The structure of the Security Council has remained largely unchanged since its first meeting. How can the varied challenges of today’s dynamic and inter-dependent world be addressed with outdated systems that were designed to deal with challenges of the past?
“When power structures continue to reflect the status quo of a bygone era, they also start reflecting a lack of appreciation of contemporary geopolitical realities”, said the Indian Foreign Secretary. He further added, “Multilateral institutions must be made more accountable to their membership, they must be open and welcoming to a diversity of viewpoints and cognisant of new voices.” He added that the Security Council “can deliver effective solutions only if it gives a voice to the voiceless rather than zealously guarding the status quo of the mighty.”
A proposed solution to this power imbalance is the imposition of “voluntary restraint”, which suggests that the Veto powers must not use their influence in situations where mass atrocities and being committed. However, this proposal is not considered to be a practical solution since the definition of “mass atrocities” is highly ambiguous.An alternative proposal is to expand the membership of the P5 to a larger number of countries, rather than restricting its membership. The glaring lack of permanent representation from regions like Africa, Latin America, the Middle East, and Asia is the greatest obstacle to equality in the global forum.
Foreign Secretary Harsh Vardhan Shringla made a formidable case for the necessity of India’s presence as a Veto power, “India stood at the forefront during the UN’s tumultuous years of struggle against colonialism and apartheid. During our eight terms as a member of the Security Council, we have always endeavoured to be a voice of reason and understanding, a voice of the underrepresented developing world, a bridge-builder for narrowing divides and fostering consensus. We have been the leading advocate of the concerns and aspirations of developing countries and the creation of a more equitable international economic and political order.”

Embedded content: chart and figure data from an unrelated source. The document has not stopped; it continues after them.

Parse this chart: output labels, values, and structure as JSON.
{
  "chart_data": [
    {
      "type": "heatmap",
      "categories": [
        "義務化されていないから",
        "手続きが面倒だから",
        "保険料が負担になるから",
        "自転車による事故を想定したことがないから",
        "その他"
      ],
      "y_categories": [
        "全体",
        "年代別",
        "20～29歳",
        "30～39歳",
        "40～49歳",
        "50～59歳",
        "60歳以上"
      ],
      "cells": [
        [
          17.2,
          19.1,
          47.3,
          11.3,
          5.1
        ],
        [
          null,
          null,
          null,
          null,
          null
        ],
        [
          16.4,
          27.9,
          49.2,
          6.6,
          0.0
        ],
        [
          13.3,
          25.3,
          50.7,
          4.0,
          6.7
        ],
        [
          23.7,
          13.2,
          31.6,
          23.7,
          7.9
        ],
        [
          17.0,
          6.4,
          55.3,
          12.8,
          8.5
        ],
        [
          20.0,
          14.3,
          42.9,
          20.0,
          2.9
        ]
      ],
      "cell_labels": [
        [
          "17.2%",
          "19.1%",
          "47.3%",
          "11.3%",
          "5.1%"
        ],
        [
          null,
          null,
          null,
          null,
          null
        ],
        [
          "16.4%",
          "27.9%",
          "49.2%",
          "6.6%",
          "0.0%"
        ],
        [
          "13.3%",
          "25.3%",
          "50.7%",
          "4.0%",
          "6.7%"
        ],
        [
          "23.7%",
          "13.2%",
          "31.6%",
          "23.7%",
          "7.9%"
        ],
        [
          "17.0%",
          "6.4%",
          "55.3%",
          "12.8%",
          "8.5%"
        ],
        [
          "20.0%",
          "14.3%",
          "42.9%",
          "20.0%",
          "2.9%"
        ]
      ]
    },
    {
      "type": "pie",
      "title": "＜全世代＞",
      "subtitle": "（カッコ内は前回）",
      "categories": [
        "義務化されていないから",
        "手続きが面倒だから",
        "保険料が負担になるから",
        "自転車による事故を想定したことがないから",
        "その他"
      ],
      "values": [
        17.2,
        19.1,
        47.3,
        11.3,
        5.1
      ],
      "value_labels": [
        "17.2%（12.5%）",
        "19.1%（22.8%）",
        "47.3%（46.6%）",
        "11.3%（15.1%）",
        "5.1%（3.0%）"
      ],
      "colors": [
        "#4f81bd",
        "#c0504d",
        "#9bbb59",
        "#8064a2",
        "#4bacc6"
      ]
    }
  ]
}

This is a highly valid argument. As the world’s second largest democracy, and soon to be the most populous country in the world, the exclusion of India from the Veto power is synonymous to the stifling of 1.3 billion voices. India undoubtedly plays an integral role in the world, with a record of prompt action on climate agendas, the establishment of sustainable partnership programmes for socio-economic development, and vociferous human rights advocacy. India’s role within the UN too is invaluable – it has been the leading contributor towards UN Peacekeeping Missions, having sacrificed the highest number of lives.
While the UN does create a vital space for diplomacy, mediation, and maintenance of international peace, there is an urgent need for inclusive structural reforms in the UN to “save the succeeding generations from the scourge of war”.